Dieser sogenannte Fehleinsatz ist kein Einzelfall. Das Bayerische Rote Kreuz schätzt auf BR-Anfrage, dass die Zahl dieser Fehleinsätze bei rund 70 Prozent liegt. Das heißt: Nur in einem Drittel der Notfall-Einsätze des BRK in diesem Jahr hätte es den Rettungswagen wirklich gebraucht. Das Bayerische Rote Kreuz deckt mit seinen Fahrzeugen rund 80 Prozent der Notfallrettung im Freistaat ab – und hat deshalb einen guten Überblick über die Einsatzlage.

Und auch Fabian Wolf hat den Eindruck, dass er erschreckend oft an Orte geschickt wird, an denen er eigentlich nicht gebraucht wird: "Es gibt ganze Wochen, wo wir keinen einzigen Einsatz haben, wo wir der richtige Ansprechpartner waren", sagt er.

Notruf nur für lebensbedrohliche Notfälle

Der Notruf unter der 112 ist für die wirklich lebensbedrohlichen Fälle – zum Beispiel wenn jemand bewusstlos ist, keine Luft mehr bekommt oder bei schweren Unfällen mit großen Wunden.

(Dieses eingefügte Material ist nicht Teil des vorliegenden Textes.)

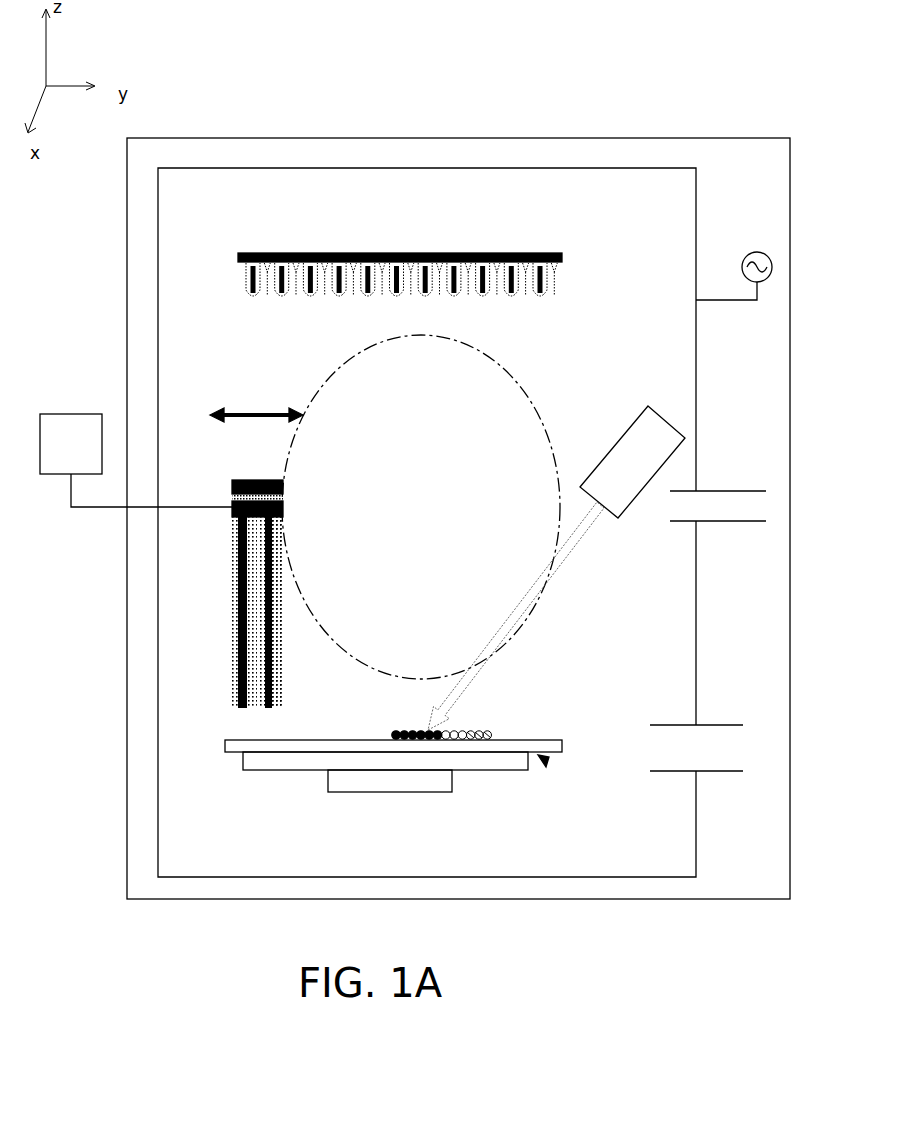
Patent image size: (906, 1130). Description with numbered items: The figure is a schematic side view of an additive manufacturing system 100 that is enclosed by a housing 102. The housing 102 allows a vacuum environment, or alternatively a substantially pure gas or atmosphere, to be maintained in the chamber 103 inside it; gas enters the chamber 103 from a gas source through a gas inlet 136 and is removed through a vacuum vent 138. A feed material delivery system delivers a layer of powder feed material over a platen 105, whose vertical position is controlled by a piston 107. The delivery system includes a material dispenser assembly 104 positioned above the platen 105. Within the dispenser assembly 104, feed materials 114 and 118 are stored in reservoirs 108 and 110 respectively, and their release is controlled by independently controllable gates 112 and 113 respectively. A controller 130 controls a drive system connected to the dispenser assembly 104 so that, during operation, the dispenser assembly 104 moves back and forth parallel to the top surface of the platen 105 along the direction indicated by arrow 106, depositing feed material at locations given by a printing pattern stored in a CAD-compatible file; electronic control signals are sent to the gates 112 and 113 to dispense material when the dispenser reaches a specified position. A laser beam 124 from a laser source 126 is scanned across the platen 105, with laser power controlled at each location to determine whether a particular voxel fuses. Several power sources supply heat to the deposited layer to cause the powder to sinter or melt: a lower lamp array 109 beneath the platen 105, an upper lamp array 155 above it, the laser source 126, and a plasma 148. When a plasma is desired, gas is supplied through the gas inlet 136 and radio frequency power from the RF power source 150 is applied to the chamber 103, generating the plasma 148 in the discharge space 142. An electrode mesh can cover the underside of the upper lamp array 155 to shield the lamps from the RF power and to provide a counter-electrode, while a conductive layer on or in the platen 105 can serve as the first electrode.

The additive manufacturing system 100 is at (443, 80).
The housing 102 is at (791, 845).
The chamber 103 is at (553, 878).
The material dispenser assembly 104 is at (232, 497).
The platen 105 is at (549, 768).
The arrow 106 is at (267, 412).
The piston 107 is at (558, 740).
The reservoir 108 is at (230, 571).
The lower lamp array 109 is at (385, 762).
The reservoir 110 is at (277, 575).
The gate 112 is at (247, 705).
The gate 113 is at (266, 704).
The feed material 114 is at (393, 730).
The feed material 118 is at (487, 733).
The laser beam 124 is at (503, 617).
The laser source 126 is at (627, 458).
The controller 130 is at (90, 455).
The gas inlet 136 is at (731, 525).
The vacuum vent 138 is at (667, 723).
The discharge space 142 is at (432, 356).
The plasma 148 is at (432, 498).
The RF power source 150 is at (760, 254).
The upper lamp array 155 is at (258, 253).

Für alle nicht lebensbedrohlichen medizinischen Problemen sollte zuerst der Hausarzt kontaktiert werden – oder wenn das nicht geht, die Hotline 116 117 der Kassenärztlichen Vereinigung (KVB).

Allerdings kommt hier die Hilfe meist deutlich langsamer – oder man wird an die Bereitschaftspraxen verwiesen. Das Bayerische Rote Kreuz kritisiert zudem die teilweise langen Wartezeiten an der Hotline der KVB. Auch deshalb wählen nach BRK-Einschätzung viele Menschen den Notruf in nicht lebensbedrohlichen Fällen, weil sie hoffen, so schneller Hilfe zu bekommen. Das kann dazu führen, dass für echte Notfälle die Rettungswägen fehlen.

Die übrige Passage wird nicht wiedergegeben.